In the latest of the SMF’s Ask the Expert series, our panellists were asked to consider whether the UK’s two-party system would remain intact as we enter a new decade of British politics.
Our panellists were:
- Professor Roger Awan-Scully, Professor of Political Science and Head of Politics and International Relations, Cardiff University
- Paula Surridge, Senior Lecturer, School of Sociology, Politics and International Studies, University of Bristol
- Stephen Bush, Political Editor, New Statesman
Crystal balls are usually to be avoided when it comes to general elections. But at present – with less than two weeks of the campaign to go – the glass appears fairly clear: the two main parties have pulled away in the polls, the Conservatives are on course for a majority, and support for the smaller parties has largely stagnated or collapsed altogether.
At least superficially, then, there isn’t a great deal to suggest that the two-party system is about to splinter. But our panellists felt there was plenty more to this than meets the eye.
Remember the devolved nations
It’s striking that when we talk about a two-party system, Roger Awan-Scully told our audience, it only really applies to two of the four nations in the Union. Northern Ireland operates within its own electoral microcosm, whilst most Scottish voters are left with the binary choice between the Conservatives and the SNP.
Labour’s remarkable demise in its former northern stronghold means that Scotland is now treated as a very separate component of a general election. Ruth Davidson’s 2017 campaign, run almost entirely detached from events south of the border, set a new precedent and Stephen Bush speculated that the resilience of the Scottish Conservatives might surprise people again in 2019. That’s partly because the Scottish Conservatives have become the Leave option of last resort, but also because independence has once again surged up the issues ladder.
Even in Wales, the two-party system has its inconsistencies. The Conservatives last won an election in Wales in 1859 and only six months ago the Labour Party came third in the European Parliament Elections. Plaid Cymru’s support base appears to be holding relatively firm in the run up to polling day, although support for Labour, in particular with younger voters, is on the rise.
What happens to the Liberal Democrat vote matters
The Lib Dem strategy from the outset was to siphon off Remain votes from both the main parties and proclaim the dawn of a three-party system. But it is widely perceived that the Lib Dem campaign has failed to gather any momentum, despite polling indicating a sizeable cohort of voters who don’t like Brexit and don’t like Jeremy Corbyn.

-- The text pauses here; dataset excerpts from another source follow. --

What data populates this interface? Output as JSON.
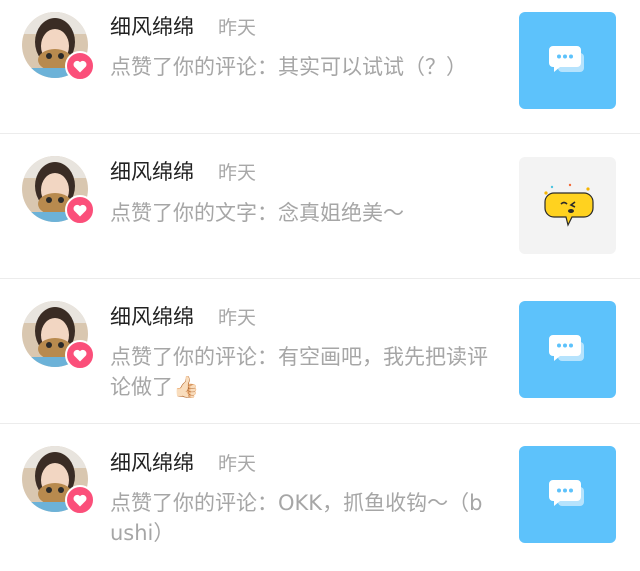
{
  "colors": {
    "badge": "#fb4f7a",
    "thumb_blue": "#5dc2fb",
    "thumb_gray": "#f3f3f3",
    "name": "#222222",
    "secondary": "#a6a6a6"
  },
  "notifications": [
    {
      "name": "细风绵绵",
      "time": "昨天",
      "message": "点赞了你的评论：其实可以试试（？）",
      "thumb_icon": "comment-bubble-icon"
    },
    {
      "name": "细风绵绵",
      "time": "昨天",
      "message": "点赞了你的文字：念真姐绝美～",
      "thumb_icon": "speech-bubble-emoji-icon"
    },
    {
      "name": "细风绵绵",
      "time": "昨天",
      "message": "点赞了你的评论：有空画吧，我先把读评论做了",
      "message_emoji": "👍🏻",
      "thumb_icon": "comment-bubble-icon"
    },
    {
      "name": "细风绵绵",
      "time": "昨天",
      "message": "点赞了你的评论：OKK，抓鱼收钩～（bushi）",
      "thumb_icon": "comment-bubble-icon"
    }
  ]
}
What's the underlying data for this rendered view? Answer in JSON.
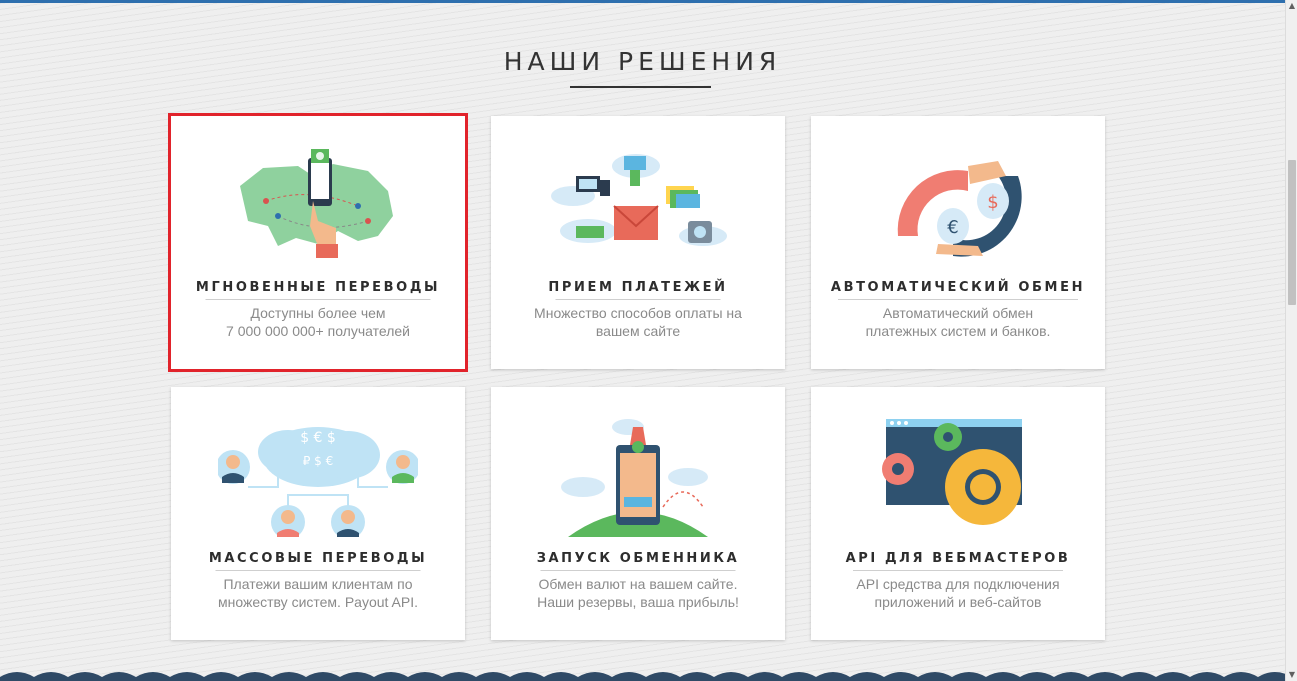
{
  "section": {
    "title": "НАШИ РЕШЕНИЯ"
  },
  "colors": {
    "accent_blue": "#2e6fae",
    "highlight_red": "#e1232b",
    "wave_navy": "#2f4a66"
  },
  "cards": [
    {
      "title": "МГНОВЕННЫЕ ПЕРЕВОДЫ",
      "desc_line1": "Доступны более чем",
      "desc_line2": "7 000 000 000+ получателей",
      "icon": "world-map-transfer-icon",
      "highlighted": true
    },
    {
      "title": "ПРИЕМ ПЛАТЕЖЕЙ",
      "desc_line1": "Множество способов оплаты на",
      "desc_line2": "вашем сайте",
      "icon": "payment-methods-icon",
      "highlighted": false
    },
    {
      "title": "АВТОМАТИЧЕСКИЙ ОБМЕН",
      "desc_line1": "Автоматический обмен",
      "desc_line2": "платежных систем и банков.",
      "icon": "currency-exchange-icon",
      "highlighted": false
    },
    {
      "title": "МАССОВЫЕ ПЕРЕВОДЫ",
      "desc_line1": "Платежи вашим клиентам по",
      "desc_line2": "множеству систем. Payout API.",
      "icon": "mass-payout-icon",
      "highlighted": false
    },
    {
      "title": "ЗАПУСК ОБМЕННИКА",
      "desc_line1": "Обмен валют на вашем сайте.",
      "desc_line2": "Наши резервы, ваша прибыль!",
      "icon": "exchanger-launch-icon",
      "highlighted": false
    },
    {
      "title": "API ДЛЯ ВЕБМАСТЕРОВ",
      "desc_line1": "API средства для подключения",
      "desc_line2": "приложений и веб-сайтов",
      "icon": "api-gears-icon",
      "highlighted": false
    }
  ]
}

Why haven’t the Lib Dems brought these voters on board?
Paula Surridge suggested that the interaction between voters’ Brexit position and their wider political values forms part of the answer. “People have to make choices” and voters’ political values can often prove irreconcilable with their Brexit position, preventing them switching to alternatives like the Lib Dems.
The value chart above helps to explain this. Labour Remainers, for example, may align closely with the Lib Dem’s position on Brexit, but their position on the economic left-right scale tends to prevent them from voting Lib Dem.

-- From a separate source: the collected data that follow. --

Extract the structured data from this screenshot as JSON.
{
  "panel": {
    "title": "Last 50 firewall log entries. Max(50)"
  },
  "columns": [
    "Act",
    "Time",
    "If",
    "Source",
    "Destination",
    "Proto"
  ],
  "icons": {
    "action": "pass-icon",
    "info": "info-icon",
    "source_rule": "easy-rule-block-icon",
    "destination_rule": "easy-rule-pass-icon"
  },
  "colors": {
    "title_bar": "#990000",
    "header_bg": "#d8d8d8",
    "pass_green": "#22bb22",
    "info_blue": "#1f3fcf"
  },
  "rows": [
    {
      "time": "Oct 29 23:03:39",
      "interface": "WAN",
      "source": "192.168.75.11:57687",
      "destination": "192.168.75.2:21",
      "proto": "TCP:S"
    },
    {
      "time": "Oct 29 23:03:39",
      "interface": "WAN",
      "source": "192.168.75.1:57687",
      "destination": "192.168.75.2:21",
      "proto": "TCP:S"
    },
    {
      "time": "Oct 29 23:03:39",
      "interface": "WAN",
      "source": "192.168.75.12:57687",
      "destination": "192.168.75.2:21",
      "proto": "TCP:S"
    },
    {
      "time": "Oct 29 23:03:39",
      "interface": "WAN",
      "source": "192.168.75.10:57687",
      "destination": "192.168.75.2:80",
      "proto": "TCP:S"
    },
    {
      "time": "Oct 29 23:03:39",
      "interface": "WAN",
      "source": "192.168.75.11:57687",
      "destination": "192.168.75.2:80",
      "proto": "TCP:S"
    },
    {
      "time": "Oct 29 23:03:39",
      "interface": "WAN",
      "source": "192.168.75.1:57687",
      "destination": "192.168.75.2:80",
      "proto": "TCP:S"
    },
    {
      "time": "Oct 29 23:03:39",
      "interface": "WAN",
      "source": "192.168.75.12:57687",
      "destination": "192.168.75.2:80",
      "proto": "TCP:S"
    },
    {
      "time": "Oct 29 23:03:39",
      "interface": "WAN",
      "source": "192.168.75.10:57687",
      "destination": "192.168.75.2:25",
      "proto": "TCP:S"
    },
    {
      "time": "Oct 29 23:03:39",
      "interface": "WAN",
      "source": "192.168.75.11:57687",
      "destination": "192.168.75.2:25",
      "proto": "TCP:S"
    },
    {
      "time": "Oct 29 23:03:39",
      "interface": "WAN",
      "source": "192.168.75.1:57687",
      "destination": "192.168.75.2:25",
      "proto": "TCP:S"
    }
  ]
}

Stephen Bush added that when it comes to the ballot paper, voters also look at the effectiveness of the levers used to either stop Brexit or stop Jeremy Corbyn: the red lever is most likely to halt Brexit and the blue lever most likely to stop Corbyn. The Lib Dem lever, despite bearing the official “Stop Brexit” tag, doesn’t prove to be particularly effective.
Roger Awan-Scully pointed to the example of Cardiff North, often indicative of which party will win the election. It voted heavily to Remain in 2016 and returned a pro-EU Labour MP in 2017; the Lib Dems lost their deposit.
A two-party system on shallow roots?
Despite the two-main parties clearly dominating in the polls, the 2019 election could well produce a peculiar outcome whereby the Conservatives only gain a relatively slender majority even with the Labour Party taking a meagre 200 seats. In the past, that could easily have been a majority of over 100, Stephen Bush argued. Ultimately, this is down to smaller parties chipping away at the roots of the two-party system.
Voter volatility is key to explaining this. Just one in ten voters now profess a strong loyalty to a party. Both Paula Surridge and Roger Awan-Scully made the case that new sources of political identity, notably Brexit and national independence, have disrupted the two-party system and produced some psepholical milestones, most notably the 2019 European elections.
Crucially, however, in a general election other issues rise in voters’ considerations – not least what is happening specifically in their constituency – and the left-right axis seems to be holding relatively firm and will translate into support for the two major parties.
That means that come the morning of 13 December, only Boris Johnson or Jeremy Corbyn can realistically become Prime Minister. But it is important to remember that the two-party system is eroding and the chance of a blue or a red landslide seems to be lessening.